Last Updated on September 6, 2013.
According to Lianne McLeod, DVM, former About.com Guide, “African pygmy hedgehogs are pretty well-equipped to defend themselves from other pets and seem to tolerate other pets quite well.”
A huffing and puffing ball of prickles may intimidate some cats and dogs, which could be just enough to keep them at a safe distance. The compatibility between pets will depend on each pet’s personality. Many hedgehog owners and enthusiasts have had positive experiences introducing hedgehogs to other pets. Some hedgehogs may develop bonds with other pets, and even sleep and play together.
Protect Your Hedgehog
- It is important for your hedgehog’s cage to be safe and secure from other pets until you know how they will interact.
- All pet interactions should be closely monitored until you are sure your pets are safe in each other’s presence.
- Even though hedgehogs have a great built in defense system, their spiny coat of armor is not 100% protection from enemies or tormentors.
- Some pets may simply be annoying to hedgehogs rather than dangerous, but one should protect their pet hedgehog from a miserable life.
- Remember: accidents are called “accidents” because we don’t anticipate the danger or harm.
- All pet interactions should be carefully monitored from being injured or torment.
- Torment can included excessive barking at your hedgehog or attempting to roll your hedgehog like a ball.
- Another word of caution: bacteria can be transmitted between pets.
- What is normal bacterial flora for one pet may cause problems with other pets.
- We have noticed a trend in families who own birds and/or reptiles and hedgehogs.
- These families seem to have an increase in bacterial infections including Giardia, Coccidia, and Clostridium in their hedgehogs.
- No studies (to our knowledge) have been done on this topic but since this is a trend we have noticed, we think it warrants our expressed concern.
- Please consult your veterinarian about these risks.
Dogs and Cats
- Dogs that are “hunters” or very playful may not do well with your hedgehog. This type of dog may become so enthralled with your hedgehog that it doesn’t notice the hedgehog’s prickliness.
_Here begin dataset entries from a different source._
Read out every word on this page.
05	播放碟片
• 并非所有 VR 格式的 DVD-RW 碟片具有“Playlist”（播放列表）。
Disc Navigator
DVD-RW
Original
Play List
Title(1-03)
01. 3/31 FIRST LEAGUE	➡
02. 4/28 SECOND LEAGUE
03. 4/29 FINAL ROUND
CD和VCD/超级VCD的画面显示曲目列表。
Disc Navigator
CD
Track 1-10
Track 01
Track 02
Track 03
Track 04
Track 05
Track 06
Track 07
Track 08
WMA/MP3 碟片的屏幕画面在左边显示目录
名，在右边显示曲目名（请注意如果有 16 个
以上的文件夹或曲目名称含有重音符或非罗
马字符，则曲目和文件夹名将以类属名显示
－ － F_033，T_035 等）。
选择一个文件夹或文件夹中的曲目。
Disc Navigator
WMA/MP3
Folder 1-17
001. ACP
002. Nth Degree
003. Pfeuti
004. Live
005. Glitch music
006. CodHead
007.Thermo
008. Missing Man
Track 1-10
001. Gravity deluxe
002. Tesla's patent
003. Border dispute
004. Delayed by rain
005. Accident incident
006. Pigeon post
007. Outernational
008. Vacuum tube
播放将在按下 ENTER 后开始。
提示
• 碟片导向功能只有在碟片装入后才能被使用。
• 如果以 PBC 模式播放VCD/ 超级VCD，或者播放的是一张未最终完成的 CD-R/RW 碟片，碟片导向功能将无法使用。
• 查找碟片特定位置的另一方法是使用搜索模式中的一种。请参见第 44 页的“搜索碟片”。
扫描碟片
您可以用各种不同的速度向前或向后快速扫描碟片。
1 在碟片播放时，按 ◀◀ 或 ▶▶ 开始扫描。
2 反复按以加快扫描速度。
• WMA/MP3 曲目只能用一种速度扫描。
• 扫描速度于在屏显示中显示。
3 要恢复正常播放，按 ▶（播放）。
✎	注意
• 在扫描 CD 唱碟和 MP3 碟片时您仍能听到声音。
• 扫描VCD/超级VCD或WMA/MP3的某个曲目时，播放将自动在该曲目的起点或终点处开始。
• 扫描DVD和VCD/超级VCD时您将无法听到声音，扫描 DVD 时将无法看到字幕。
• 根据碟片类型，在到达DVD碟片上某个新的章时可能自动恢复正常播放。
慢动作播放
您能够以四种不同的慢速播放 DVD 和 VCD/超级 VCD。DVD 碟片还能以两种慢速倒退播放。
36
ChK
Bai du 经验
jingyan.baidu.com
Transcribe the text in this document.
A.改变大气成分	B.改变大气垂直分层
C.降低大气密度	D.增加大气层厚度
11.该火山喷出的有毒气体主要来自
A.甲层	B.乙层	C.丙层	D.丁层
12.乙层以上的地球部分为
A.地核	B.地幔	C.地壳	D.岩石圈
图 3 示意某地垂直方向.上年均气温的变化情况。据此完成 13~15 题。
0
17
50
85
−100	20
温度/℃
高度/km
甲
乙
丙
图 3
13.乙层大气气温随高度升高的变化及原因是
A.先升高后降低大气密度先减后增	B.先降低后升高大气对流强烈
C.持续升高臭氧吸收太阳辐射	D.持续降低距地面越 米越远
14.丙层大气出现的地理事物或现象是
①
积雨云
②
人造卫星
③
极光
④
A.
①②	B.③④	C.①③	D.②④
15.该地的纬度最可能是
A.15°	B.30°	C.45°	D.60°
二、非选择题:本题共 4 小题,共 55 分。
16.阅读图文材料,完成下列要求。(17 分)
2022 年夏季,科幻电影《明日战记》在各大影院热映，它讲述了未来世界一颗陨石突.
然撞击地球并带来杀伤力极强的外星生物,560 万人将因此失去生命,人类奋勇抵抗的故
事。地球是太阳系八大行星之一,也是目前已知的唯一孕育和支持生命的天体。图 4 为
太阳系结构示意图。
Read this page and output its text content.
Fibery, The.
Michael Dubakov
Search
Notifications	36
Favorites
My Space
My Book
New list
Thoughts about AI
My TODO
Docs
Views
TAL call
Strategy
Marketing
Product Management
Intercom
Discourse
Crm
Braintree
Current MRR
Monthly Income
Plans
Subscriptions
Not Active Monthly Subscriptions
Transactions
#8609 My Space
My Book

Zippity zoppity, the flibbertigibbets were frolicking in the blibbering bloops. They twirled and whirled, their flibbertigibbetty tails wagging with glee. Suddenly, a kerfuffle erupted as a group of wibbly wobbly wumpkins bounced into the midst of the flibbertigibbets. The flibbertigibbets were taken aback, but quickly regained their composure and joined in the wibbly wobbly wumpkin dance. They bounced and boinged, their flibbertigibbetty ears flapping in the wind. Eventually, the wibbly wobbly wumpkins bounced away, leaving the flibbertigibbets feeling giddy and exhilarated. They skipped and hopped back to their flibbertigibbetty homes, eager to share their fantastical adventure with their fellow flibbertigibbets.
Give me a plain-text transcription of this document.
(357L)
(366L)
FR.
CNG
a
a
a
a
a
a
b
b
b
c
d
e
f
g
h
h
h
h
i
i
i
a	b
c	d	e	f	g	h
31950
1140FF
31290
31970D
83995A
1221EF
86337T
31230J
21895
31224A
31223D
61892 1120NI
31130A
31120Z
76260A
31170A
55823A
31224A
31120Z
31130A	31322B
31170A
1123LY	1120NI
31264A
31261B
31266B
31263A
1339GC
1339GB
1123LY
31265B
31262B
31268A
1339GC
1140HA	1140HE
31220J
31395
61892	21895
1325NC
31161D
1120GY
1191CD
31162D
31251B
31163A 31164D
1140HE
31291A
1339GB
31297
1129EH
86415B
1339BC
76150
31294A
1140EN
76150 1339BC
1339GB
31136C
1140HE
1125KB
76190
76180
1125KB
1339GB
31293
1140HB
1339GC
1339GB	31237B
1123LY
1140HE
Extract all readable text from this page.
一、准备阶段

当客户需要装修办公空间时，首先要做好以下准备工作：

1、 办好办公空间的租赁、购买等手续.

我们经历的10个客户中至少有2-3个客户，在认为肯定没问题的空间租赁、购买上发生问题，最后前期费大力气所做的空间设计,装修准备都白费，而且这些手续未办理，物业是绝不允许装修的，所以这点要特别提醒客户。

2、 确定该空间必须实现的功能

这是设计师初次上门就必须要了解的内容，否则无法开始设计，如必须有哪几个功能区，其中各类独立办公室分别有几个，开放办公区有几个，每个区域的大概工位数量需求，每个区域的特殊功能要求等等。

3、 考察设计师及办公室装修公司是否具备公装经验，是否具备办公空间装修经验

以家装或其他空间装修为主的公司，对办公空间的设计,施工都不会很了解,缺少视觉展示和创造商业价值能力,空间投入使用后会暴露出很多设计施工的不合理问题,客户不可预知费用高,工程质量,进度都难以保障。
- Your hedgehog should not be a toy for your other pets. Sometimes, overly curious pets can intimidate or scare your hedgehog. You don’t want the hedgehog to be afraid or nervous, so you need to carefully supervise all pet interaction.
- The average dog and cat will quickly gain respect for your little ball of prickles, especially when its curious nose gets poked!
- This is a great article for those considering introducing their dogs to their hedgehog. Can Hedgehogs & Terriers Get Along? Socialization is an Issue! http://terrierlover.com/2008/03/can-hedgehogs-terriers-get-along-socialization-is-an-issue/
- One simple way to make an introduction is to cuddle the hedgehog in your arms and then allow curiosity of your cat or dog to take over.
- Many times, your cat or dog will receive a poke in the nose and gain a strong respect for your new pet.
- One concern is that your hedgehog may be fearless and attempt to chase or torment your dog or cat. This might be funny but it is important to protect your other pets from undue stress.
- Ferrets are miniature hunters who may be more dangerous to your hedgehog than the average dog or cat.
- Rats and ferrets are known to bite, causing severe puncture wounds to hedgehogs.
- We have seen some nasty pet rat bites and quill chewing on a hedgehog that played “well” with the rat. Since hedgehogs do little other than huff, they can still receive a nasty bite. Rabbits and hedgehogs have been known to do okay with each other but others have attested that problems have occurred.
- Nervous pets are not recommended to be in contact with hedgehogs as the hedgehog may make them more nervous.
- Mice, gerbils, and hamsters may be in danger when around hedgehogs. Hedgehogs naturally eat small animals they can catch in the wild, so it is best to not test their instinct.